2. Inclusion numérique et innovation
La fracture numérique entre les sexes demeure l’une des plus profondes au monde. Les femmes entrepreneures de la région sont actives dans l’agrotech, les services et le e-commerce, mais continuent de faire face à des obstacles persistants liés à la connectivité, à la maîtrise du numérique et à l’accès au capital. En s’appuyant sur les collaborations avec Smart Africa, la CEDEAO et la Commission économique pour l’Afrique, un « Pacte numérique pour l’égalité » pourrait se concentrer sur trois axes : l’accès, les compétences et le financement.
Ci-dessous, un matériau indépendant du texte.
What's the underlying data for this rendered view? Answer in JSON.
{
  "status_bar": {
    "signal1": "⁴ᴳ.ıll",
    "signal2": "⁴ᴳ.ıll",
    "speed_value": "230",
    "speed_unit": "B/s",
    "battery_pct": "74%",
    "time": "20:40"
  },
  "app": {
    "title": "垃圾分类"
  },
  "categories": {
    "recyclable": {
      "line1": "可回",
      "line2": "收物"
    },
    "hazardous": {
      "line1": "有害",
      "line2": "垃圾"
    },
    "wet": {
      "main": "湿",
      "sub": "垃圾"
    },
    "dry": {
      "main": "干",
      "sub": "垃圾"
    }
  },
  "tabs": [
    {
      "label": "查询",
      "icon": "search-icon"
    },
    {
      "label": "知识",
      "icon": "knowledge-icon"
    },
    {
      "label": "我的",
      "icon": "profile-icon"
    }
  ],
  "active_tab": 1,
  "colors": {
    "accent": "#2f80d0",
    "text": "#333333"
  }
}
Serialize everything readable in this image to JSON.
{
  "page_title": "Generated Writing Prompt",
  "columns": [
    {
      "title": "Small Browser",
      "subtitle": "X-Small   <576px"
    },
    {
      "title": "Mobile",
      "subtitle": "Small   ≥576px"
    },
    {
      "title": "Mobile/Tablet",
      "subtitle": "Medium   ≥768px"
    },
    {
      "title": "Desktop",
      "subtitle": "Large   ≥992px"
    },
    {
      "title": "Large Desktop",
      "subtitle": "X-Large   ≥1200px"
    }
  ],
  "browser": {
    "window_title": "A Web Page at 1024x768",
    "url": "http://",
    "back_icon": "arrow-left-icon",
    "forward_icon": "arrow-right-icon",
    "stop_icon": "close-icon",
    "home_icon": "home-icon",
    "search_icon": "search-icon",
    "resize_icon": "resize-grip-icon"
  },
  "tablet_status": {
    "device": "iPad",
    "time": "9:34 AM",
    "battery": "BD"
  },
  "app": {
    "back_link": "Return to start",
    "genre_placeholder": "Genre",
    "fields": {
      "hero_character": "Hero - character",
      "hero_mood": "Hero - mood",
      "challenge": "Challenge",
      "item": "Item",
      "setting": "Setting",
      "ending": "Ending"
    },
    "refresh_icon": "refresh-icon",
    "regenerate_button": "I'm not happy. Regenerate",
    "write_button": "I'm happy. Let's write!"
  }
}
L’initiative
« African Girls Can Code » d’ONU-Femmes constitue déjà une base solide pour une telle approche.
3. Femmes, paix et sécurité, et résilience climatique
Les régions de Sahel et du bassin du Congo illustrent à quel point paix, sécurité et changement climatique sont interconnectés. Les femmes jouent un rôle essentiel dans la prévention, la médiation et l’adaptation. Alors que le G20 avance sur les questions de résilience et de prévention des conflits, intégrer la dimension Femmes, Paix et Sécurité dans les politiques économiques et climatiques peut renforcer à la fois l’impact et la redevabilité. La célébration cette année du 25ème anniversaire de l’adoption de la résolution 1325 du Conseil de sécurité offre une occasion d’ancrer ce lien dans les politiques nationales et régionales.
De la politique à la mise en œuvre : le rôle d’ONU-Femmes
ONU-Femmes soutient cette ambition à trois niveaux :
Au niveau continental, nous collaborons avec la Direction du genre de l’Union Africaine et le bureau du Sherpa G20 pour intégrer l’égalité des sexes dans les priorités politiques de l’UA au G20.
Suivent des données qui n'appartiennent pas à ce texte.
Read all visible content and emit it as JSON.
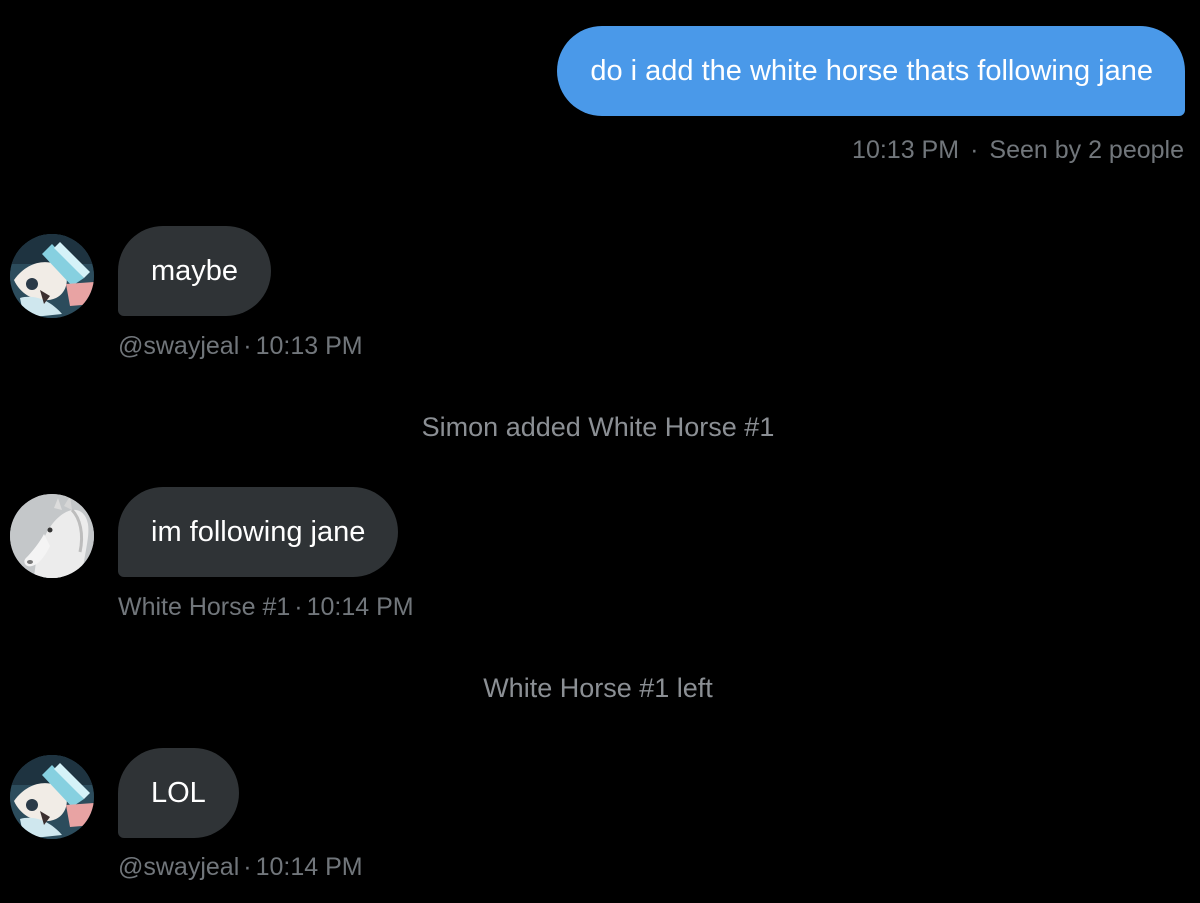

Au niveau régional, notre bureau pour l’Afrique de l’Ouest et du Centre travaille étroitement avec les gouvernements, la CEDEAO, la CEEAC, la société civile et le secteur privé afin d’harmoniser les données, le financement et l’action autour d’objectifs communs.
Au niveau national, les partenariats avec les ministères en charge des questions de genre, des finances ou du numérique permettent de traduire ces cadres en budgets nationaux, programmes d’entrepreneuriat et politiques publiques sensibles au genre.
Bâtir des ponts pour l’égalité de genre
La présence de l’Afrique au G20 crée trois opportunités majeures pour les femmes et les filles :
Inclusion. Les femmes de toutes les régions du continent, y compris du Sahel et du bassin du Congo, doivent être représentées et entendues dans les espaces décisionnels mondiaux.
Investissement. Davantage de ressources peuvent renforcer les systèmes de soins, soutenir les entreprises vertes et numériques, et élargir les efforts de relance économique menés par les femmes.
Influence. Les stratégies et fonds de genre africains — comme la Stratégie régionale de genre de la CEDEAO ou le Fonds des femmes de l’UA — peuvent contribuer à façonner les normes mondiales en matière de croissance inclusive.
Pour un pacte féministe entre le G20 et l’Afrique
La prochaine étape de la gouvernance mondiale doit être féministe, inclusive et portée par l’Afrique. La présidence sud-africaine du G20 et l’adhésion permanente de l’Union Africaine en font un moment décisif pour l’engagement du continent sur la scène internationale. L’ONU-Femmes continuera de travailler avec l’UA, l’Afrique du Sud et les partenaires régionaux pour s’assurer que cette nouvelle voix mondiale fasse progresser l’égalité de genre et produise des résultats mesurables pour les femmes et les filles.
Quand l’Afrique parle, le monde écoute — et lorsque les femmes d’Afrique sont en position de leadership, le monde s’en porte mieux.